ACLU-NJ Sees AG Letter As a Step Toward Reform of Unjust Marijuana Prosecutions
In a letter sent today to all county and municipal prosecutors in the state, Attorney General Gurbir S. Grewal directed prosecutors to seek adjournments in all marijuana-related cases in New Jersey’s municipal courts until at least September 4. He also announced the creation of a working group to advise him on the enforcement of marijuana laws, with the goal of informing a statewide directive on prosecution of marijuana offenses.
The following statement can be attributed to ACLU-NJ Executive Director Amol Sinha:
“Attorney General Grewal’s letter to prosecutors is a step forward for New Jersey that should bring us closer to reforming our marijuana laws and ultimately righting the wrongs of unjust marijuana enforcement.
“We must pump the brakes on marijuana arrests and prosecutions, and engage in a serious critical examination of how we handle the tens of thousands of marijuana arrests we make each year. By directing prosecutors to pause adjudication of marijuana cases, this letter starts that process.
“A single marijuana conviction can have devastating consequences, including fines, incarceration, job loss, and effects on housing and immigration status, affecting not just the individual, but also their families and communities. As the state Legislature charts a course towards legalization of marijuana for adult use, it only makes sense that municipalities would begin attempting to undo the harms of prohibition that have ravaged communities – particularly communities of color – throughout the state.

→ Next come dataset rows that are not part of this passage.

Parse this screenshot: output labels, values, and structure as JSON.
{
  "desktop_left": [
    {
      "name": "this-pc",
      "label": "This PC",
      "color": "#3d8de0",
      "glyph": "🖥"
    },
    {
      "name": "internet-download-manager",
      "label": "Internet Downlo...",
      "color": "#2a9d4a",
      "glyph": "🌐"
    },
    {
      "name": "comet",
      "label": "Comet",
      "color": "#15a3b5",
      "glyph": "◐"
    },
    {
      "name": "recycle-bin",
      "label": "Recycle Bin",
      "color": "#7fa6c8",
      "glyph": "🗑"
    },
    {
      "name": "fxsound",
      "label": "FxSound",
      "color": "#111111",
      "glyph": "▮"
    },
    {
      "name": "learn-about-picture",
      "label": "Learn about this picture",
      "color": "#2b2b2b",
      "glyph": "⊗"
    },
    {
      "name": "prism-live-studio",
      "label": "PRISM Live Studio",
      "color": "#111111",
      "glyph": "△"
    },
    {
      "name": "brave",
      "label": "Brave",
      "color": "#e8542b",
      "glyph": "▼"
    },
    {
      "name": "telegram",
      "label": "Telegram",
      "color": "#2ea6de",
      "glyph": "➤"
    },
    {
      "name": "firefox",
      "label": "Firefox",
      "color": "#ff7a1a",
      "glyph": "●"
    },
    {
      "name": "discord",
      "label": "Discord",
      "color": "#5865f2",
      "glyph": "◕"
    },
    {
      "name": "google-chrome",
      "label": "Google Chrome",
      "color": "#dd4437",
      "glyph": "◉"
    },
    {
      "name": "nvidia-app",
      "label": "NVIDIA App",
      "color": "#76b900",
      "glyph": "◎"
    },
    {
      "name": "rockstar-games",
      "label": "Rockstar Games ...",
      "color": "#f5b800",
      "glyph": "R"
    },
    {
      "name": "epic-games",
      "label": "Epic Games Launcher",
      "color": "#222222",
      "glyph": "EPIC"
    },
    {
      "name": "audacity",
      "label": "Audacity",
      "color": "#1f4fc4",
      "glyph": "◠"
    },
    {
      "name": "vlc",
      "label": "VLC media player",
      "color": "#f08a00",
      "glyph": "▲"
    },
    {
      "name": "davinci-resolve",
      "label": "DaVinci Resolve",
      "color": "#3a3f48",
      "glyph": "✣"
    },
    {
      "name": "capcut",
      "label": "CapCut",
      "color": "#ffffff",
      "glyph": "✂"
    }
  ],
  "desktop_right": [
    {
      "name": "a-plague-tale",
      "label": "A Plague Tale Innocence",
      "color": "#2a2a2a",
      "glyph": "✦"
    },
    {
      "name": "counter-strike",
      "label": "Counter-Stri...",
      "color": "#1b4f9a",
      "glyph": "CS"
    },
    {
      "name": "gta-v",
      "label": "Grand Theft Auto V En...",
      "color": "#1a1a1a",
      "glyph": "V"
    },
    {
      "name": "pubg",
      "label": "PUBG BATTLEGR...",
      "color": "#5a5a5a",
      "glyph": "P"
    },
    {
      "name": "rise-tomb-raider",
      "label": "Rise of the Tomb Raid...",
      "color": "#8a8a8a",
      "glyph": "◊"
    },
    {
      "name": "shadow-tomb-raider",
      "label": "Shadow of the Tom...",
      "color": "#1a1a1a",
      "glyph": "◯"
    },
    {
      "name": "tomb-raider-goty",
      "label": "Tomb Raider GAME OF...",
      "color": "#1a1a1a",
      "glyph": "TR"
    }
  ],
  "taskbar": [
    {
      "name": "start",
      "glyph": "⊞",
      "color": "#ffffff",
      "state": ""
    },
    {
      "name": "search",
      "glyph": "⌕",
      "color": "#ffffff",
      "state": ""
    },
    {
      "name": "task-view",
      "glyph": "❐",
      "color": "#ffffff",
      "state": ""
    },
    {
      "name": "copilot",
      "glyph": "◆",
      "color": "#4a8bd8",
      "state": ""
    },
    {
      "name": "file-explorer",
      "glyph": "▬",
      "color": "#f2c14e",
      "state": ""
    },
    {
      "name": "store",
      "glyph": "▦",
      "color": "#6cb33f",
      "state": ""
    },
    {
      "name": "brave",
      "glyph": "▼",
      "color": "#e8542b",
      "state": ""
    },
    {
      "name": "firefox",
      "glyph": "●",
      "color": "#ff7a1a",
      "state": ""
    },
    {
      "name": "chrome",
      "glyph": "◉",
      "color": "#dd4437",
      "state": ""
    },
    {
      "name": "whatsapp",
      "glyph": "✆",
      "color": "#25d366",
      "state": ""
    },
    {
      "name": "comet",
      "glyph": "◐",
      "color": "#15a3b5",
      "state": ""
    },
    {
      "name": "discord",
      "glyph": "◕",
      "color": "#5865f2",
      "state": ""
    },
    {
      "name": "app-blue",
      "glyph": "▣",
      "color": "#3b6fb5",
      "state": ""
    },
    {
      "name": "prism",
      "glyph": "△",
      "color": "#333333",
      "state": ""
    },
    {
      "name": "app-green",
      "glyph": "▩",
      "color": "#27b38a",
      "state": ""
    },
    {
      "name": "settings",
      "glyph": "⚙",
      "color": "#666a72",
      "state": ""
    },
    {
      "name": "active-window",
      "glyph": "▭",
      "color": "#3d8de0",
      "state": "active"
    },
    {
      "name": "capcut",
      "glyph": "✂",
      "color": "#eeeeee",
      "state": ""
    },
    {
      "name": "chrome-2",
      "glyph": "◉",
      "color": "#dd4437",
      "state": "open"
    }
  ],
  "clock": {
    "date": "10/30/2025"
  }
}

“We hope that the Attorney General’s working group enlists a wide array of perspectives, with a composition that includes defense attorneys, advocacy organizations, and the voices of directly impacted community members, in addition to prosecutors. We look forward to working with county and municipal prosecutors, the Attorney General, and criminal justice stakeholders toward a directive that advances racial justice and serves to drastically reduce the number of marijuana prosecutions in anticipation of legalization.”